Orla had been away for some time, but she was coming home today, and would be back in time for supper tonight. At the moment the activists’ focus was trying to save ancient trees growing in the path of the planned high speed railway to Birmingham, HS2. They had been camping up in the trees. Maeve couldn’t imagine the sanitary conditions and didn’t really want to think about what they did when they needed an emergency trip to the toilet. They had just lost some thousand-year-old trees so she thought Orla would probably be feeling bruised.

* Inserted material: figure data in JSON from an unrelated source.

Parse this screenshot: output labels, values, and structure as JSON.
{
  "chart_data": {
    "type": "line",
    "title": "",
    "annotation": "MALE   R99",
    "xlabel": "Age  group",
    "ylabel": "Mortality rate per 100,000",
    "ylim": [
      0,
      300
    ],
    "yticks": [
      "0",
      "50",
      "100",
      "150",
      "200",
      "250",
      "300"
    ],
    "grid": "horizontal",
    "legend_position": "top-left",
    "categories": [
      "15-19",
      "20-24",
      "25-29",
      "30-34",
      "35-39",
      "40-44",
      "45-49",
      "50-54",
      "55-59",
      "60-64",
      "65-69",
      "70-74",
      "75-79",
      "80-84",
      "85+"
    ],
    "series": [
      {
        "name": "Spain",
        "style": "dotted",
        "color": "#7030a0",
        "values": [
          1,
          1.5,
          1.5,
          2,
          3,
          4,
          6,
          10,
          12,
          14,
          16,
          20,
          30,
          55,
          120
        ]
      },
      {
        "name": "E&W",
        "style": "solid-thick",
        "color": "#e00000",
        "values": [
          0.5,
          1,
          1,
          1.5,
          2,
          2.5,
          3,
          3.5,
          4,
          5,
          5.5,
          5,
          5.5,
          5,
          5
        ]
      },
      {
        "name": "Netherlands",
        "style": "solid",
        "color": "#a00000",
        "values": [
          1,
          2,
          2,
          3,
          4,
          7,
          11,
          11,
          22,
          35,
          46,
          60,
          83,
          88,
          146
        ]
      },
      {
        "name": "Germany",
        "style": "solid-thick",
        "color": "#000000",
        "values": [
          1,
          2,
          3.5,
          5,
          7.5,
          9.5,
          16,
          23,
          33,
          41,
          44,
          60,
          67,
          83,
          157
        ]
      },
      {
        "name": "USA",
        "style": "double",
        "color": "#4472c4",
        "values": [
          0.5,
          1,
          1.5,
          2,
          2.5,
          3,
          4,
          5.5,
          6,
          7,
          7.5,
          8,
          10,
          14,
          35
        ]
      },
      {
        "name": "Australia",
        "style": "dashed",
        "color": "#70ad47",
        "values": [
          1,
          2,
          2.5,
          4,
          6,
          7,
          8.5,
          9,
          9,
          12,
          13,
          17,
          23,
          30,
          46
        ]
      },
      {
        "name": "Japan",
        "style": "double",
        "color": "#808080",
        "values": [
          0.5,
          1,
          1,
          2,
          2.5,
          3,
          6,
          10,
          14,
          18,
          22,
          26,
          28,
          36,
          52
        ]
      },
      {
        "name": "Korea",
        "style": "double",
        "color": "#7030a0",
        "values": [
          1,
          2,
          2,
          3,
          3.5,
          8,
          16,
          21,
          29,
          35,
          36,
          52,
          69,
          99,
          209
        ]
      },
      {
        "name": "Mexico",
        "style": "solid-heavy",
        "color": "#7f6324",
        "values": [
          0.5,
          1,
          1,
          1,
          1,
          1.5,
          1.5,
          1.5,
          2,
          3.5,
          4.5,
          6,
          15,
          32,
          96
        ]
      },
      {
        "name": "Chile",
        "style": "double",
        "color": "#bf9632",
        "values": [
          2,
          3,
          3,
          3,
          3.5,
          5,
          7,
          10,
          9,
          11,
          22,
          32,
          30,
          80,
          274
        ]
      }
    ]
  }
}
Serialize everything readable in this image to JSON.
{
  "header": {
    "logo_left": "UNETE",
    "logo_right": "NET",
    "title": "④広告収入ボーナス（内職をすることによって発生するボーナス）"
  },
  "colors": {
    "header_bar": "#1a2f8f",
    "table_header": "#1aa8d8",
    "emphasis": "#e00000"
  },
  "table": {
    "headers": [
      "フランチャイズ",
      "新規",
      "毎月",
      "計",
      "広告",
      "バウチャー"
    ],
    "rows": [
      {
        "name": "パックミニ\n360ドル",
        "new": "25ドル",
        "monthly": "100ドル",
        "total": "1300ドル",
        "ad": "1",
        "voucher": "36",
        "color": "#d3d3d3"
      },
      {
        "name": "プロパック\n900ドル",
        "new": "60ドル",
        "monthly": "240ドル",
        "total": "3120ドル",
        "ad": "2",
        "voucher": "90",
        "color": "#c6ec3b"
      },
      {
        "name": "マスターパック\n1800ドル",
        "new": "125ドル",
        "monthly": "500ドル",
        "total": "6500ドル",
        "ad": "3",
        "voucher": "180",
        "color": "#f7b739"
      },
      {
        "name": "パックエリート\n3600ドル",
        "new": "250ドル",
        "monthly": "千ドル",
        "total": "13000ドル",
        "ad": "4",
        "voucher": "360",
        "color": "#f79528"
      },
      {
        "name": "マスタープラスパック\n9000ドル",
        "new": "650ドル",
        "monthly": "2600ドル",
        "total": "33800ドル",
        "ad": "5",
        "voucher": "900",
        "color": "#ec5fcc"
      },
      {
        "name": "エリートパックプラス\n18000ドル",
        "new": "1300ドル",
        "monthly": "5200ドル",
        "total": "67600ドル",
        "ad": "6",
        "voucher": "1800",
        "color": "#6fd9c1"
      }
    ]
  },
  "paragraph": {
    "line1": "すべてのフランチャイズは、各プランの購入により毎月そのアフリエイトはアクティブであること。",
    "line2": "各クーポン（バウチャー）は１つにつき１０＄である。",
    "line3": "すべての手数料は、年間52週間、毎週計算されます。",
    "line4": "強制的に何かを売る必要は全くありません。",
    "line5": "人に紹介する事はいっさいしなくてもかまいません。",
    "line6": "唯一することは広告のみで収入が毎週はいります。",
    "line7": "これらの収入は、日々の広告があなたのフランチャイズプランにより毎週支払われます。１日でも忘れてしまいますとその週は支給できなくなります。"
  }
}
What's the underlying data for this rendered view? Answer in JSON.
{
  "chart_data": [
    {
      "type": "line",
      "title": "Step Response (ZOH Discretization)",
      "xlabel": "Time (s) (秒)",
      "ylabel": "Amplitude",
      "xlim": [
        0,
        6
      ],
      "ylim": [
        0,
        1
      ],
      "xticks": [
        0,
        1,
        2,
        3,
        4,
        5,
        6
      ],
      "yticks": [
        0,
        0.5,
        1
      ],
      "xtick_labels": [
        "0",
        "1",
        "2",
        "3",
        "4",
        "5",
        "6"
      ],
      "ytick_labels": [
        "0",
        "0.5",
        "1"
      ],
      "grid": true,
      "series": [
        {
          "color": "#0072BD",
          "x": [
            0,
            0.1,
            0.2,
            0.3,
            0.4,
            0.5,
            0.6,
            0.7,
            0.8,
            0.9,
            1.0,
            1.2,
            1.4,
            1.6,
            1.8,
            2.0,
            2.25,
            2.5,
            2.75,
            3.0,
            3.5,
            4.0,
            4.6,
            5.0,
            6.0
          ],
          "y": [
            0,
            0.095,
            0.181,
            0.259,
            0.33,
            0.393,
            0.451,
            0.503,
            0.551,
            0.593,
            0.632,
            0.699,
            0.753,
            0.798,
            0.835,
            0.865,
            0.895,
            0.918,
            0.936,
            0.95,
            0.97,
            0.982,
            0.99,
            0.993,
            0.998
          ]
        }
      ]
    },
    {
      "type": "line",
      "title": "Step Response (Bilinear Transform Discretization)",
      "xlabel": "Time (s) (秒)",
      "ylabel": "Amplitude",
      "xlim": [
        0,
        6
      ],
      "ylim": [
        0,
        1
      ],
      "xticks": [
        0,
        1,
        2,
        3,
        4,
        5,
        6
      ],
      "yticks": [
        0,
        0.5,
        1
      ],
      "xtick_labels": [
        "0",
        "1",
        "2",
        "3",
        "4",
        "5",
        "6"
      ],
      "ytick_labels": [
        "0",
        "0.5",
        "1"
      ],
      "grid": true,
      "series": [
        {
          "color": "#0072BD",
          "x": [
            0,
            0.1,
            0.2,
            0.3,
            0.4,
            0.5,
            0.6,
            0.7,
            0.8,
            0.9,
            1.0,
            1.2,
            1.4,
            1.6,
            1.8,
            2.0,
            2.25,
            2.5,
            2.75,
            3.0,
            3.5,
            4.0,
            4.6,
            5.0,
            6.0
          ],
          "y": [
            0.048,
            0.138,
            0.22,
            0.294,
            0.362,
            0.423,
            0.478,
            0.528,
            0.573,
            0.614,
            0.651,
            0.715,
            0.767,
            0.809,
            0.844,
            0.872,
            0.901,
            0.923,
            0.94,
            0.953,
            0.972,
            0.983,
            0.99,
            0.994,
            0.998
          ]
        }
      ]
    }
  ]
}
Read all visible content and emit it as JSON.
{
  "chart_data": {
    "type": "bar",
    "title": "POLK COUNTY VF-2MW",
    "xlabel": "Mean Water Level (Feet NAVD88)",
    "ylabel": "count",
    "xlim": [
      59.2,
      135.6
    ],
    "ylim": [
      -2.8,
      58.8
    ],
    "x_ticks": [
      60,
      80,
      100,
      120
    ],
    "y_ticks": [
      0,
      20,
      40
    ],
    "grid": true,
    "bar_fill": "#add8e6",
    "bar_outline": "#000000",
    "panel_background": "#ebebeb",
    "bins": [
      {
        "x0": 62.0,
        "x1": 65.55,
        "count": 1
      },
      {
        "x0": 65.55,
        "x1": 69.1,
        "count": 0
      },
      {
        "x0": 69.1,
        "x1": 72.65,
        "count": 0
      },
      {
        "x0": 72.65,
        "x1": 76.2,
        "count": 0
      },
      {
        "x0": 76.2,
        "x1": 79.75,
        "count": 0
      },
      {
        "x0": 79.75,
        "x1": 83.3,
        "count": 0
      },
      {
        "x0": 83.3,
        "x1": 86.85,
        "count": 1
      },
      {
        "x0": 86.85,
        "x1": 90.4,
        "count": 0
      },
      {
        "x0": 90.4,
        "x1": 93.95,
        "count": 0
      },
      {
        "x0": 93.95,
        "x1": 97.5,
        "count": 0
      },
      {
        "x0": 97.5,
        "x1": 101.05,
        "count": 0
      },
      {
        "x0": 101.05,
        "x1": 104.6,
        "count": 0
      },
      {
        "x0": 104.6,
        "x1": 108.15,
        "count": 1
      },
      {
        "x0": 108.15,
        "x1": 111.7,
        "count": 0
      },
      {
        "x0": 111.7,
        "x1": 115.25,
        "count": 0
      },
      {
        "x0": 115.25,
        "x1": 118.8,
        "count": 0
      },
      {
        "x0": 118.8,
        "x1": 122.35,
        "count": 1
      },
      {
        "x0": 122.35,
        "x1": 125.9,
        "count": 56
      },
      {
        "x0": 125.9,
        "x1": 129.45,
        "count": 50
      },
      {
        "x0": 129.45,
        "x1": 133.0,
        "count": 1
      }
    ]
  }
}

Maeve wanted to cook something nice for both of them. So she was off to Waitrose to get some edible Spanish chestnuts, planning to be back in time to get rid of any single-use plastic wrapping before Orla arrived. Not that she didn’t want to do her best for the planet too but for some reason vegetables without plastic were more expensive than those in wrapped packs. It didn’t make any sense, but for now finances were tight, Maeve was one of the lucky ones, she had started a new contract in the summer and with the second lockdown they had put her on furlough rather than let her go. The chestnuts in Waitrose were still a luxury but one that she could afford once in a while. They were for Orla’s new favourite dish, which was butternut squash, chestnuts and rice with sage butter. In fact it was the sage butter that had stopped Orla from going completely vegan for the time being.

Maeve parked her bike. Her bicycle was another concession to Orla, which she now loved and was grateful for. As she wandered past the plant section outside Waitrose she saw John the Big Issue seller and waved. Maeve liked to give something to someone she knew, if you were lucky enough to be okay, it was time to share good fortune. There was a lady in front of her handing over a five pound note with a whispered

“You keep the change, I think you will need it this time. Take care and hopefully I will see you on the other side of this lockdown, fingers crossed it will be before Christmas.”

As she watched, it gave Maeve the time to think about how to approach the delicate questions she wanted to ask John, about homeless people who might camp in the woods. She stood there and she wondered about the body, the man she had come across. It dawned on her that it might be someone John actually knew. Maybe this wasn’t the time to mention it, and maybe it should be Steve asking the questions.